14) The method of claim 11 further comprising the step of actuating the exhaust throttle valve with an actuator.

15) The method of claim 11 further comprising the step of injecting an increased amount of fuel into the cylinders when the exhaust throttle valve is actuated.

16) An exhaust gas aftertreatment system for a vehicle having an engine, the aftertreatment system comprising:

an engine control module associated with the engine;

a diesel particulate filter disposed on the fluid passageway downstream of the engine;

at least one exhaust throttle valve located downstream of the diesel particulate filter on the fluid passageway;

an actuator for actuating the at least one exhaust throttle valve; and

at least one of a temperature sensor for sensing the temperature at the aftertreatment system and a back pressure sensor for sensing the pressure at the aftertreatment system, wherein at least one of the temperature sensor and the back pressure sensor communicate at least one of the temperature and the back pressure to an engine control module on the engine.

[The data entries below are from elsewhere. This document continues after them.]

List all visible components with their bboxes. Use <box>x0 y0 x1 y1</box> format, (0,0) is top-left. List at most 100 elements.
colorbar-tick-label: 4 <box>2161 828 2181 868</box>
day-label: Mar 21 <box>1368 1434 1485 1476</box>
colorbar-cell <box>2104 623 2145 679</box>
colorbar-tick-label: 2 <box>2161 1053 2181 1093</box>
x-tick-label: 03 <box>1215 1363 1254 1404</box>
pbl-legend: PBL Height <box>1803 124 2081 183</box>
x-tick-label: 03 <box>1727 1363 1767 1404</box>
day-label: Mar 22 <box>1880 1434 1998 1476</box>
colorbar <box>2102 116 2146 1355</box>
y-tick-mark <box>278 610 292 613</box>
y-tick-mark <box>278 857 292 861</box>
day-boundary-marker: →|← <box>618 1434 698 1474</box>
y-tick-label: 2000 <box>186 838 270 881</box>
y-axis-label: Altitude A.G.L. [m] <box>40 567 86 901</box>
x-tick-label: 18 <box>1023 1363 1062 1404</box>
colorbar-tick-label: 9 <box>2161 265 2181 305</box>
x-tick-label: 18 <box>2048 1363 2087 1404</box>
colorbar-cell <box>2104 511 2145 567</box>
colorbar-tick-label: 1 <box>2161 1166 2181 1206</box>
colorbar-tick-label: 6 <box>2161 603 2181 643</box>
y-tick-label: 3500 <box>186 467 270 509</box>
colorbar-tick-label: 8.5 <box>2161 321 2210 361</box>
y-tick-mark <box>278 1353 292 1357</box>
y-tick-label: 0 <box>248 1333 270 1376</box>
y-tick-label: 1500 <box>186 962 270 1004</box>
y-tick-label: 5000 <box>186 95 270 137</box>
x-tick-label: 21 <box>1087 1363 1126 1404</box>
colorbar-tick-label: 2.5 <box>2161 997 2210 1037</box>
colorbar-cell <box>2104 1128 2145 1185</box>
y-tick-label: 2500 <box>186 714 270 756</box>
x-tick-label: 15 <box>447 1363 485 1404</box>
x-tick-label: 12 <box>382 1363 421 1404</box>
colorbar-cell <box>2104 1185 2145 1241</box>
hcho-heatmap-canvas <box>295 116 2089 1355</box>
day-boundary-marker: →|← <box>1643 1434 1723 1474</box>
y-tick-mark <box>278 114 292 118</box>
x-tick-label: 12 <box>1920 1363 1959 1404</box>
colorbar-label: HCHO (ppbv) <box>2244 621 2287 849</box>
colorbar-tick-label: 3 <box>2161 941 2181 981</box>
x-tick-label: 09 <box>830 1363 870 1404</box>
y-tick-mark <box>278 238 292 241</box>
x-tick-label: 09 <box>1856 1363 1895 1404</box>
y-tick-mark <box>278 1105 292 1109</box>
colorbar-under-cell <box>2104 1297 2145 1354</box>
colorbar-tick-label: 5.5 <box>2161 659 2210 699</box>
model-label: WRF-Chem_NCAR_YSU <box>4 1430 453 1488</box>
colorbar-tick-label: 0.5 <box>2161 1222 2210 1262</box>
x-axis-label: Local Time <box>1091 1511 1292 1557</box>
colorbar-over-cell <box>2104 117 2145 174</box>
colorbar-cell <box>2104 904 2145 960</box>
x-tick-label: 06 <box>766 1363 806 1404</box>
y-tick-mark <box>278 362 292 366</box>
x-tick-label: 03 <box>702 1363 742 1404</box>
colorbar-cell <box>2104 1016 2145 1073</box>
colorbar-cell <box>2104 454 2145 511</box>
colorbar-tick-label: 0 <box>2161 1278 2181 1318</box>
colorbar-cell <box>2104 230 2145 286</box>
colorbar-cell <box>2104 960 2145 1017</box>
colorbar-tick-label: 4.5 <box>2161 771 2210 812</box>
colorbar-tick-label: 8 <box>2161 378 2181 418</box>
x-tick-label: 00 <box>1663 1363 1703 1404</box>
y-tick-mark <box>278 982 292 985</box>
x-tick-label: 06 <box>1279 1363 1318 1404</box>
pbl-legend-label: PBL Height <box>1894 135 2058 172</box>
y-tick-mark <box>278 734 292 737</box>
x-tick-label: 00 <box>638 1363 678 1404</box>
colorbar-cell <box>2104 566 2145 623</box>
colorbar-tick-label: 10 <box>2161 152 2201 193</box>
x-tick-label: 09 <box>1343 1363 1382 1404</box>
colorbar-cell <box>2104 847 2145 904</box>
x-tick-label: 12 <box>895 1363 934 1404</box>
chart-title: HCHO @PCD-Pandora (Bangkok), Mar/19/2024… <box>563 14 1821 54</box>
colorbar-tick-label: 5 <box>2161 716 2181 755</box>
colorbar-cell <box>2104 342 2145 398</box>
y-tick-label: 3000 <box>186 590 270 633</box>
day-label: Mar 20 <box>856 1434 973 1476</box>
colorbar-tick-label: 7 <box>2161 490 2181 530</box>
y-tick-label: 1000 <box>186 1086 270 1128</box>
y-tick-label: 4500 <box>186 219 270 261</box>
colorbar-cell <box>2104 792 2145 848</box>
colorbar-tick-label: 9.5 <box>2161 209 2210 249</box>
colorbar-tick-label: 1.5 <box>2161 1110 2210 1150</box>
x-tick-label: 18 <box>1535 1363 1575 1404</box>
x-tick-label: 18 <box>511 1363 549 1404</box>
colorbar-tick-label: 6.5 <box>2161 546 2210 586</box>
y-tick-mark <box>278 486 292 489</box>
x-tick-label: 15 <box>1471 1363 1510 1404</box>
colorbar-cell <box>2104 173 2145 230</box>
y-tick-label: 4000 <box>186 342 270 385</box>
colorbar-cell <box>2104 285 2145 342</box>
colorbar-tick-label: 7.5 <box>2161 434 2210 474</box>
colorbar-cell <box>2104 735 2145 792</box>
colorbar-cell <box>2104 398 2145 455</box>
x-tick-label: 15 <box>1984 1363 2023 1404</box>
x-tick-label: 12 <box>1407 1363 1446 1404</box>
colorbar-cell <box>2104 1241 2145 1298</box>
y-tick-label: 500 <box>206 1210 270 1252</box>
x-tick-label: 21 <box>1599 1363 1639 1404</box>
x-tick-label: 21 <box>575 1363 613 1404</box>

17) The exhaust gas aftertreatment system of claim 16 wherein when at least one of a predetermined amount of back pressure and a predetermined temperature is communicated to the engine control module, the engine control module actuates the at least one exhaust throttle valve with the actuator.

18) The exhaust gas aftertreatment system of claim 16 further comprising at least one second exhaust throttle valve located on the fluid passageway between the engine and the diesel particulate filter.

19) The exhaust gas aftertreatment system of claim 16 wherein the exhaust throttle valve is a butterfly valve.

20) The exhaust gas aftertreatment system of claim 16 wherein the exhaust throttle valve closes about 80 to 96% of the fluid passageway to obstruct the flow of exhaust gas through the exhaust throttle valve.